Seek entrustment for sample export and sample sharing with external collaborators

As much as possible, and taking cost implications into consideration, the host institution should build the necessary capacity to store all samples in locally established biobanks. However, sample export should not be ruled out because this practice is likely to remain a key part of research collaborations– because of scientific rationales such as the requirements for uniformity of analysis, a potential lack of local expertise. Material transfer agreements should accompany sample export and such agreements should be mutually agreed on. Secondary users of samples and data should also regard samples in their care as an entrustment, which means they have an obligation to provide appropriate updates to host institutions on the status of exported samples and ensure that they are only used for studies and analysis that have been mutually agreed upon. The MalariaGEN data release policy, which encourages local capacity building of data‐fellows in malaria‐endemic countries to enable them to use samples and data locally, is an example.58 Institutions should also encourage the transfer of knowledge by ensuring that local scientists get the opportunity to participate in analyses conducted abroad. There should also be appropriate recognition of local contributions in scientific publications and presentations and authorship issues should be discussed upfront to avoid any future tensions.

Engage with communities for future uses of samples

Effective community engagement practices are important when aiming for genuine partnerships with communities who contribute samples to determine acceptable future uses of samples.
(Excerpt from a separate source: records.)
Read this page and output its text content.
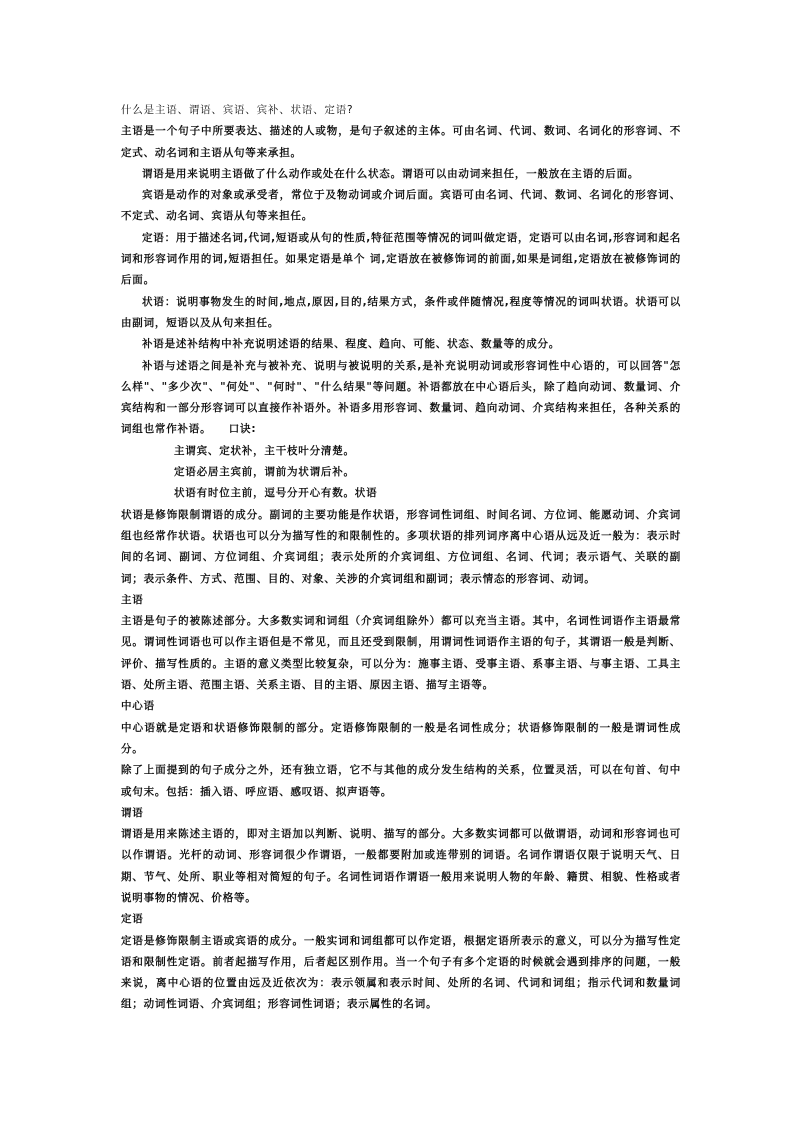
什么是主语、谓语、宾语、宾补、状语、定语?

主语是一个句子中所要表达、描述的人或物，是句子叙述的主体。可由名词、代词、数词、名词化的形容词、不定式、动名词和主语从句等来承担。

谓语是用来说明主语做了什么动作或处在什么状态。谓语可以由动词来担任，一般放在主语的后面。

宾语是动作的对象或承受者，常位于及物动词或介词后面。宾语可由名词、代词、数词、名词化的形容词、不定式、动名词、宾语从句等来担任。

定语：用于描述名词,代词,短语或从句的性质,特征范围等情况的词叫做定语，定语可以由名词,形容词和起名词和形容词作用的词,短语担任。如果定语是单个 词,定语放在被修饰词的前面,如果是词组,定语放在被修饰词的后面。

状语：说明事物发生的时间,地点,原因,目的,结果方式，条件或伴随情况,程度等情况的词叫状语。状语可以由副词，短语以及从句来担任。

补语是述补结构中补充说明述语的结果、程度、趋向、可能、状态、数量等的成分。

补语与述语之间是补充与被补充、说明与被说明的关系,是补充说明动词或形容词性中心语的，可以回答"怎么样"、"多少次"、"何处"、"何时"、"什么结果"等问题。补语都放在中心语后头，除了趋向动词、数量词、介宾结构和一部分形容词可以直接作补语外。补语多用形容词、数量词、趋向动词、介宾结构来担任，各种关系的词组也常作补语。　　口诀:

主谓宾、定状补，主干枝叶分清楚。

定语必居主宾前，谓前为状谓后补。

状语有时位主前，逗号分开心有数。状语

状语是修饰限制谓语的成分。副词的主要功能是作状语，形容词性词组、时间名词、方位词、能愿动词、介宾词组也经常作状语。状语也可以分为描写性的和限制性的。多项状语的排列词序离中心语从远及近一般为：表示时间的名词、副词、方位词组、介宾词组；表示处所的介宾词组、方位词组、名词、代词；表示语气、关联的副词；表示条件、方式、范围、目的、对象、关涉的介宾词组和副词；表示情态的形容词、动词。

主语

主语是句子的被陈述部分。大多数实词和词组（介宾词组除外）都可以充当主语。其中，名词性词语作主语最常见。谓词性词语也可以作主语但是不常见，而且还受到限制，用谓词性词语作主语的句子，其谓语一般是判断、评价、描写性质的。主语的意义类型比较复杂，可以分为：施事主语、受事主语、系事主语、与事主语、工具主语、处所主语、范围主语、关系主语、目的主语、原因主语、描写主语等。

中心语

中心语就是定语和状语修饰限制的部分。定语修饰限制的一般是名词性成分；状语修饰限制的一般是谓词性成分。

除了上面提到的句子成分之外，还有独立语，它不与其他的成分发生结构的关系，位置灵活，可以在句首、句中或句末。包括：插入语、呼应语、感叹语、拟声语等。

谓语

谓语是用来陈述主语的，即对主语加以判断、说明、描写的部分。大多数实词都可以做谓语，动词和形容词也可以作谓语。光杆的动词、形容词很少作谓语，一般都要附加或连带别的词语。名词作谓语仅限于说明天气、日期、节气、处所、职业等相对简短的句子。名词性词语作谓语一般用来说明人物的年龄、籍贯、相貌、性格或者说明事物的情况、价格等。

定语

定语是修饰限制主语或宾语的成分。一般实词和词组都可以作定语，根据定语所表示的意义，可以分为描写性定语和限制性定语。前者起描写作用，后者起区别作用。当一个句子有多个定语的时候就会遇到排序的问题，一般来说，离中心语的位置由远及近依次为：表示领属和表示时间、处所的名词、代词和词组；指示代词和数量词组；动词性词语、介宾词组；形容词性词语；表示属性的名词。
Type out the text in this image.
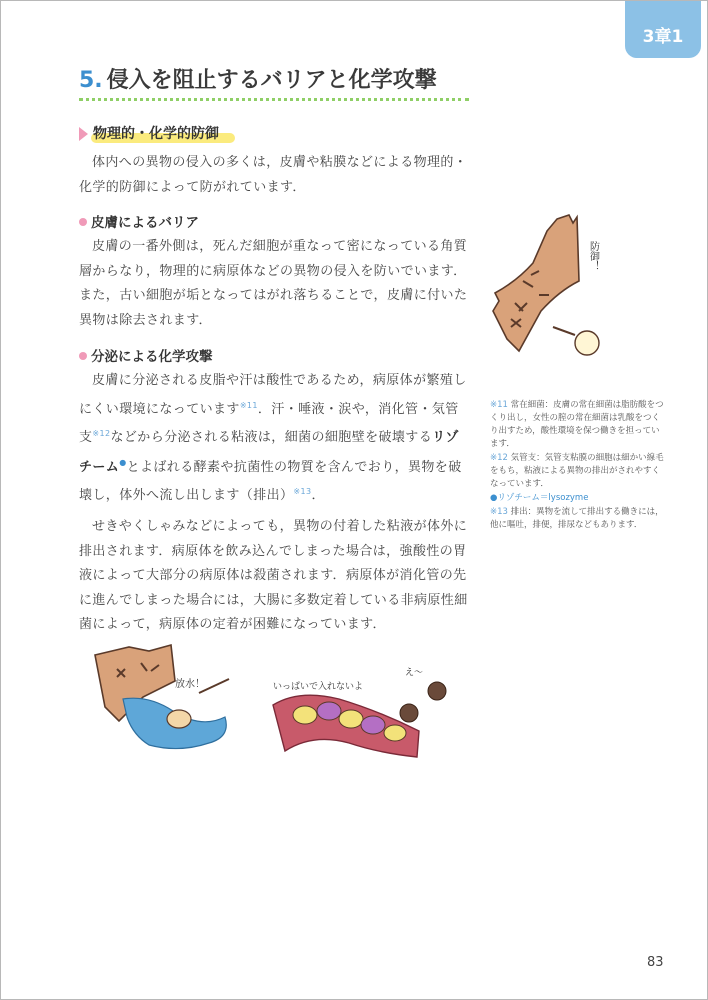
3章1
5. 侵入を阻止するバリアと化学攻撃
物理的・化学的防御

体内への異物の侵入の多くは，皮膚や粘膜などによる物理的・化学的防御によって防がれています．

皮膚によるバリア

皮膚の一番外側は，死んだ細胞が重なって密になっている角質層からなり，物理的に病原体などの異物の侵入を防いでいます．また，古い細胞が垢となってはがれ落ちることで，皮膚に付いた異物は除去されます．

分泌による化学攻撃

皮膚に分泌される皮脂や汗は酸性であるため，病原体が繁殖しにくい環境になっています$^{※11}$．汗・唾液・涙や，消化管・気管支$^{※12}$などから分泌される粘液は，細菌の細胞壁を破壊するリゾチーム●とよばれる酵素や抗菌性の物質を含んでおり，異物を破壊し，体外へ流し出します（排出）$^{※13}$．

せきやくしゃみなどによっても，異物の付着した粘液が体外に排出されます．病原体を飲み込んでしまった場合は，強酸性の胃液によって大部分の病原体は殺菌されます．病原体が消化管の先に進んでしまった場合には，大腸に多数定着している非病原性細菌によって，病原体の定着が困難になっています．

防御！
放水！	いっぱいで入れないよ
え〜

※11 常在細菌：皮膚の常在細菌は脂肪酸をつくり出し，女性の膣の常在細菌は乳酸をつくり出すため，酸性環境を保つ働きを担っています．

※12 気管支：気管支粘膜の細胞は細かい線毛をもち，粘液による異物の排出がされやすくなっています．

●リゾチーム＝lysozyme

※13 排出：異物を流して排出する働きには，他に嘔吐，排便，排尿などもあります．

83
This process will be particularly important in the utilization of existing archived samples. Effective community engagement strategies should be an integral part of a research institutions’ scientific activities, and determining what counts as effective community engagement is context specific and requires some form of deliberative process.59 An institutional approach to community engagement may be a useful way of addressing communities’ concerns about the use of samples in research more generally. Future use of samples must be guided by a conscientious effort to engage with relevant local communities. Conducting empirical studies could also help shed light on how these types of methods would work in practice and in specific settings.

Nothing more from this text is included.